From that same period comes The Unicorn and the Lady, for narrator, ensemble and slide projections. It’s the heftiest work on the current collection—slightly over 20 minutes in duration and featuring 12 movements each scored for a different instrumental combination. (Sur was not always the most practical composer.) Unicorn takes its inspiration from a set of 18th century hunting calls and a collection of tapestries housed at the Cloisters in New York City. Sur’s own music emerged after spent a long period of time editing and engraving those hunting calls. Unfortunately the slide projections, which display images of the Cloisters tapestries are not included on this audio-only CD, although luckily the CD booklet cover reproduces one of the images resulting in one of Albany’s comeliest covers.

 

But after all the sonic adventures contained on this disc I find myself most drawn to Sur’s Berceuse for violin and piano, which oddly is by leaps and bounds the most conventional. Berceuse—composed during his losing fight with cancer—was to be his last composition and it received its premiere only three months before Sur’s death. Taking the tonal leanings of Epistrophe and Satori and going over a cliff with them, Sur has here composed his most heartachingly beautiful music, seemingly light years removed from the vagaries of our times, or any worldly time for that matter.

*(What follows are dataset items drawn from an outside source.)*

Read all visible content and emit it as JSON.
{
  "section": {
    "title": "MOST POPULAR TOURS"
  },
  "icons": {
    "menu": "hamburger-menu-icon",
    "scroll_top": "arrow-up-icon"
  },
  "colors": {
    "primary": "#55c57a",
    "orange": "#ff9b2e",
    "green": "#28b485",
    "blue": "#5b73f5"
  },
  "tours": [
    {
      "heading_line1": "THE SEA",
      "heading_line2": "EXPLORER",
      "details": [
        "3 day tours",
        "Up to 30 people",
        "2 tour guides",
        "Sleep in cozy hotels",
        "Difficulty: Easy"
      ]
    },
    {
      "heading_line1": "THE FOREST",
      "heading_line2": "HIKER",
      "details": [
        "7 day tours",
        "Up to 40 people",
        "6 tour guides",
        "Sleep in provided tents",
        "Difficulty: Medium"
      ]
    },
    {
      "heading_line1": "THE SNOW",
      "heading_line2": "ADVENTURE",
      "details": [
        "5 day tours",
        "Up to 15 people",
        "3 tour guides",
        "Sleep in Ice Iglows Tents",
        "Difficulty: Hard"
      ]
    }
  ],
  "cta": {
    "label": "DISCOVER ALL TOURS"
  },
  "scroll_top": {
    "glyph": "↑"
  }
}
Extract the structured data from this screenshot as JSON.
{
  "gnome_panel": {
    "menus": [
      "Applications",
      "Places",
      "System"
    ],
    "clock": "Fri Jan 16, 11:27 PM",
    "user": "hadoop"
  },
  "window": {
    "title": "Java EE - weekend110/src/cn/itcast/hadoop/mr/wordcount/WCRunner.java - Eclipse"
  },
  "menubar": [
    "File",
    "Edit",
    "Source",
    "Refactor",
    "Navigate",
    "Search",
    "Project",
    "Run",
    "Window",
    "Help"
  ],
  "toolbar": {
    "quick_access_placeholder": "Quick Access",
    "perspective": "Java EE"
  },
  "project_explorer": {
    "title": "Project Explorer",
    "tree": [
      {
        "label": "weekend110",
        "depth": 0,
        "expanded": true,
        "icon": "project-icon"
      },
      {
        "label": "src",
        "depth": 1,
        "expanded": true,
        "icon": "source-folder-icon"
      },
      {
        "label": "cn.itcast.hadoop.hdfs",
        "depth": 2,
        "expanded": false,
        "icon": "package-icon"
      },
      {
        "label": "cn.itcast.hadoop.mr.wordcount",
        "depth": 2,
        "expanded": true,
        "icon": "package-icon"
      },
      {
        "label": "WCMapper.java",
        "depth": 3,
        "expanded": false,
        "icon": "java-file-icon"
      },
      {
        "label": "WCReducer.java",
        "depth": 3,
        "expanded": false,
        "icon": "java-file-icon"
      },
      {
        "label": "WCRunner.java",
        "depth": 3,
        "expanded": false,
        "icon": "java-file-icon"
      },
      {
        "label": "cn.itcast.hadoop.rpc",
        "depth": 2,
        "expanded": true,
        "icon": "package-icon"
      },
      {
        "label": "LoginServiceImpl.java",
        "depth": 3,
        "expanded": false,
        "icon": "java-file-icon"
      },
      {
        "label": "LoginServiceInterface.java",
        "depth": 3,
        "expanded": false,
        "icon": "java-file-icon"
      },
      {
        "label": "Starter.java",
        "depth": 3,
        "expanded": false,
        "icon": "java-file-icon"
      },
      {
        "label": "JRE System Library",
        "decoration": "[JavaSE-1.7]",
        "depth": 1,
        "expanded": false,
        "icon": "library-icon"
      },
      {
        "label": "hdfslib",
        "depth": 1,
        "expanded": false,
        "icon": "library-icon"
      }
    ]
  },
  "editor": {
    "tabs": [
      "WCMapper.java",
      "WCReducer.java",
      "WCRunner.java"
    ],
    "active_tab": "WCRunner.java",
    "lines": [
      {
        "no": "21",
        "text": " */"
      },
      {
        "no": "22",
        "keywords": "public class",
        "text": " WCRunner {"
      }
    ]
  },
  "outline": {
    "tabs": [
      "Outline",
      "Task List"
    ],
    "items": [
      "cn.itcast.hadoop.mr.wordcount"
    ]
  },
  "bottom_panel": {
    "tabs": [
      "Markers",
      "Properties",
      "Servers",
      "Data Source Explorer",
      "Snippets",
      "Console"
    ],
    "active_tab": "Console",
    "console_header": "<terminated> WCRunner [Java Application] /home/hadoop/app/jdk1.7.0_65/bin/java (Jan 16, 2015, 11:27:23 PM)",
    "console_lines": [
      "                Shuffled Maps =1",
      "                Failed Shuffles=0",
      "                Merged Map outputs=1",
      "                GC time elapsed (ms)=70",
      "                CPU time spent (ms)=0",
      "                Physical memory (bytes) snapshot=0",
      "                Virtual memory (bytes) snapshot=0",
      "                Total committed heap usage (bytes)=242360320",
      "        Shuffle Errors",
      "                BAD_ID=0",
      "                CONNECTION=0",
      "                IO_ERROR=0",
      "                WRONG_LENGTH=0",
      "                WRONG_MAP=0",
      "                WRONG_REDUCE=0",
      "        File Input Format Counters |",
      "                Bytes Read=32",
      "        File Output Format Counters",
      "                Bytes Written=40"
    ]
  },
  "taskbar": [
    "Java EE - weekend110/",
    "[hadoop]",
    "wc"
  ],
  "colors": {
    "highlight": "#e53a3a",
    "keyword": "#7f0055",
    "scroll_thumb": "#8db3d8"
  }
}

To my ears, it’s on par with my favorite moments in similarly scored music by Brahms and Debussy and could be favorably compared to any of the so-called greatest masterpieces for this standard chamber music duo. The fact that it hasn’t already become standard repertoire is further proof of how behind the times the arbiters of taste in classical music continue to be. But thanks to this loving performance by Catherine French and Christopher Oldfather, the rest of us no longer need be informed.

 

Overall, judging from the contents of the present disc, Donald Sur might one day emerge as one of the forgotten masters of the second half of the 20th century. History sometimes has a funny way of righting wrongs—look at the Morton Feldman renaissance of the last decade that’s still going strong. (This month Mode finally issued Feldman’s late great Piano Trio). But it seems like we still have a long way to go with Sur. For starters, where’s The Slavery Documents? Still, for the time being, it’s great to finally hear some of Donald Sur’s music and shine some light on him in NewMusicBox.